Nei primi mesi del 2002 il mullah Arkhalabadetelahf, un fondamentalista islamico che andava a funghi dalle parti di Borgo Gerbillo, si imbattè in un bar nel gelato Gran Muftì, e trovò un affronto alla sua religione che un titolo così prestigioso fosse usato come nome per un gelato, per di più al pistacchio, gusto da lui odiato.
Il mullah chiese a Polacchini di cambiare nome al gelato, ma questo si intestardì e si rifiutò di tornare sui suoi passi. Ne nacque una vera e propria guerra santa all’indirizzo di Borgo Gerbillo. Dapprima, fu fatta esplodere un’autobomba davanti alla bottega del macellaio Nino. Poi, un kamikaze si fece saltare in aria nel bel mezzo di un partita alla bocciofila del paese. Infine, la chiesa di San Pasternazio fu interamente ricoperta di Post-It. In seguito a questo ultimo affronto, il parroco don Baleno riuscì a parlare con Polacchini e convincerlo a cambiare nome all’infausto gelato.
Da allora la coppa Gran Muftì ha cambiato nome in Gran Puftì.
Succo di merba: nel 1978 la Danzetti SpA decise di lanciare il succo di frutta alla mela acerba, commercializzandolo come Succo di merba, operando una crasi, o, più in breve, “Merba”. Gli esperti di marketing della Danzetti furono sorpresi dall’insuccesso della Merba, che però regalò molte ore di divertimento a grandi e piccini durante la spesa.

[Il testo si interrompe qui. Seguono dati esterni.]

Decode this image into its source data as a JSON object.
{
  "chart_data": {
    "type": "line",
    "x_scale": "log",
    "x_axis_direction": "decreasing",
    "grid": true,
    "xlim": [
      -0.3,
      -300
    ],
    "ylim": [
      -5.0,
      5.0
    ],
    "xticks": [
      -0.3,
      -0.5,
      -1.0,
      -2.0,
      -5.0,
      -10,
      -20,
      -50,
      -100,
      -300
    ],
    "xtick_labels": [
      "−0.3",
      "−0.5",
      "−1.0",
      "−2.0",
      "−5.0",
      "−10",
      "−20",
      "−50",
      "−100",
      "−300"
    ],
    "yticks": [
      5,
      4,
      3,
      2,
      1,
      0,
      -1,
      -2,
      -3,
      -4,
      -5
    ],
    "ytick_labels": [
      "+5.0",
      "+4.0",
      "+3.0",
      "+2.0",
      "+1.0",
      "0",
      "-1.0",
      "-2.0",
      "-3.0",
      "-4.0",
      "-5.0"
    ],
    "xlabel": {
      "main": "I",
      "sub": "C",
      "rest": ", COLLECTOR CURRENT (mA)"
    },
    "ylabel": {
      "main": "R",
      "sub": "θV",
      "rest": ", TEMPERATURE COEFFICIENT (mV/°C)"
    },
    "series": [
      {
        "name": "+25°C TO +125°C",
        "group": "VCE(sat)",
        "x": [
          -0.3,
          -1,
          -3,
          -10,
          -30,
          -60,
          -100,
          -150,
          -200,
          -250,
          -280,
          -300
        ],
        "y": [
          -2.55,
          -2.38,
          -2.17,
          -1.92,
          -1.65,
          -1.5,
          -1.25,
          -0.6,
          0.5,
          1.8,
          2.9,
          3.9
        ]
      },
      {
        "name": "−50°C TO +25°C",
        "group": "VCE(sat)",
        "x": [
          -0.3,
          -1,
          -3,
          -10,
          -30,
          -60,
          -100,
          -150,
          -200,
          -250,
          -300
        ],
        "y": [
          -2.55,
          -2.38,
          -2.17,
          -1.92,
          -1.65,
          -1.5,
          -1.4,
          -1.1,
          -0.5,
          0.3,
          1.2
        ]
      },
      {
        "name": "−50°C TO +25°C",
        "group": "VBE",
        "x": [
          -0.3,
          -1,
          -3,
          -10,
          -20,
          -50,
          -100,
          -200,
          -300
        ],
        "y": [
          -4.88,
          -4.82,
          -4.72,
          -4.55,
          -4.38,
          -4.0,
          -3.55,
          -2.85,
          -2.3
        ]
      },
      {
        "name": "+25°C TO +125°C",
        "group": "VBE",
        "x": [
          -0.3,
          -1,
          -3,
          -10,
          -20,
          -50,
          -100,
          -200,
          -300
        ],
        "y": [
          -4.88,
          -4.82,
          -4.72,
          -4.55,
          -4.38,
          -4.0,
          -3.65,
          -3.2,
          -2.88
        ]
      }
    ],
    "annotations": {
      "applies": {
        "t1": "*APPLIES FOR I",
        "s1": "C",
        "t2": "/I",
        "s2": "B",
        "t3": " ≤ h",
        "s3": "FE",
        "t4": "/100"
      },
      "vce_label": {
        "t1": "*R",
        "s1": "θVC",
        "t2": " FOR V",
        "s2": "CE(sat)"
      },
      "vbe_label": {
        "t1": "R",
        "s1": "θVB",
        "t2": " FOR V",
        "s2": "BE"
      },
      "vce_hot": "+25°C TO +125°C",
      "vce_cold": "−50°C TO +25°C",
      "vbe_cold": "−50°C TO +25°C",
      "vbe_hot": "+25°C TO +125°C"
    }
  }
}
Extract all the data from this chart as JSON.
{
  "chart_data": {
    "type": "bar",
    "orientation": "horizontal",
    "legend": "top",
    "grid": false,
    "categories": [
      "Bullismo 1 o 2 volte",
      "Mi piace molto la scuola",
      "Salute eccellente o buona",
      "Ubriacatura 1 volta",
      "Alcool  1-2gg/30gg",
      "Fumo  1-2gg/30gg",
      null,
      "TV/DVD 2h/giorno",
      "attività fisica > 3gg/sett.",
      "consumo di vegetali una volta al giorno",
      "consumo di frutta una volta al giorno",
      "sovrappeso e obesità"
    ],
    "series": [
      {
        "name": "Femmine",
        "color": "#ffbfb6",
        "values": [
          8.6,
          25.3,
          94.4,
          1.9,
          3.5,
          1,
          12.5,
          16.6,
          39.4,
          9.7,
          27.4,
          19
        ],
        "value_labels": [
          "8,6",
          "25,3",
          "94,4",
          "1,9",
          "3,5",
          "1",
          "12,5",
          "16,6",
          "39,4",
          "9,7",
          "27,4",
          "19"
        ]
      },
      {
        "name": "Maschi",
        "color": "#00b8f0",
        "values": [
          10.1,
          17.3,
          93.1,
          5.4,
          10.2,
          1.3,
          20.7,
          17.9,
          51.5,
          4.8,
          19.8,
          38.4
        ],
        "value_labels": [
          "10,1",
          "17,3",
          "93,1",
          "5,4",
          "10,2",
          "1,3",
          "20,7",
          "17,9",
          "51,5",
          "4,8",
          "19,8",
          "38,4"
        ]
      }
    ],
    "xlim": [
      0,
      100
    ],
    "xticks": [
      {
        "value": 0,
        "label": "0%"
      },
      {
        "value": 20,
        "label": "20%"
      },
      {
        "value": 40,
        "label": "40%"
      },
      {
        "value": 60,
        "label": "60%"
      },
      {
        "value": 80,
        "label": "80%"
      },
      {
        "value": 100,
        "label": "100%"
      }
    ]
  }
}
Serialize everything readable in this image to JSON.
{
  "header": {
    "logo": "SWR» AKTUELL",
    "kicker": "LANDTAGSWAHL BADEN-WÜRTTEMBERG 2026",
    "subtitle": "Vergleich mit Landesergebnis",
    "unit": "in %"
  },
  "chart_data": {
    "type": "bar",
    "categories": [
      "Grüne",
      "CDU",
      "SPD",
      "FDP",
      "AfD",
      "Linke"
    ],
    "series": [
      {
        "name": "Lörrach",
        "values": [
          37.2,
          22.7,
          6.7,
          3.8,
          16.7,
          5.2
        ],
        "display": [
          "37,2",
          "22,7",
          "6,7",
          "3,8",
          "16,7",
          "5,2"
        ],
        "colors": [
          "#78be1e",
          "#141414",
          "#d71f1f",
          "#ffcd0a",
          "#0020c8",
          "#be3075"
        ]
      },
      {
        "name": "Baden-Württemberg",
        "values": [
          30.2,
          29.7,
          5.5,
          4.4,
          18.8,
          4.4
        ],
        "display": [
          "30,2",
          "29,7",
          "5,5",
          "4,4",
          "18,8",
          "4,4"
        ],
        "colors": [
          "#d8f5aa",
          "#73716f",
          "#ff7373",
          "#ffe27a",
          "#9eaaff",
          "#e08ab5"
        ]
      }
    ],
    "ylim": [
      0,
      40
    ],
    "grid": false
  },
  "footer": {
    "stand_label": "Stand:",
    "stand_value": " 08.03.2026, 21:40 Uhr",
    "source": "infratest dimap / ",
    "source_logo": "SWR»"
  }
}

Squalo tornado: razza di squali presente solo a nord dell’isola di Bela Farina, nei Caraibi. All’apparenza si tratta di squali normali, la cui lunghezza difficilmente supera i due metri e mezzo. Tuttavia, benché l’avvenimento non sia mai stato documentato, questi predatori sono famigerati per la loro strategia di attacco a dir poco particolare. Quando in mare scarseggia il cibo, essi infatti si radunano in gruppi da due a sei esemplari, e cominciano a girare in tondo a velocità vorticosa fino a formare una piccola tromba d’aria. A questo punto, essi si lasciano trasportare in aria dal tornado, e quando avvistano una preda su una spiaggia – un cane, un cavallo o magari anche un uomo – si catapultano verso il malcapitato, dilaniandolo al volo. A questo punto, satolli, si lasciano scivolare in mare trascinati dalle onde. Per questo motivo i belafarinesi, quando avvistano una piccola tromba d’aria a largo di una spiaggia, si procurano subito un ombrello per ripararsi dall’attacco degli squali tornado.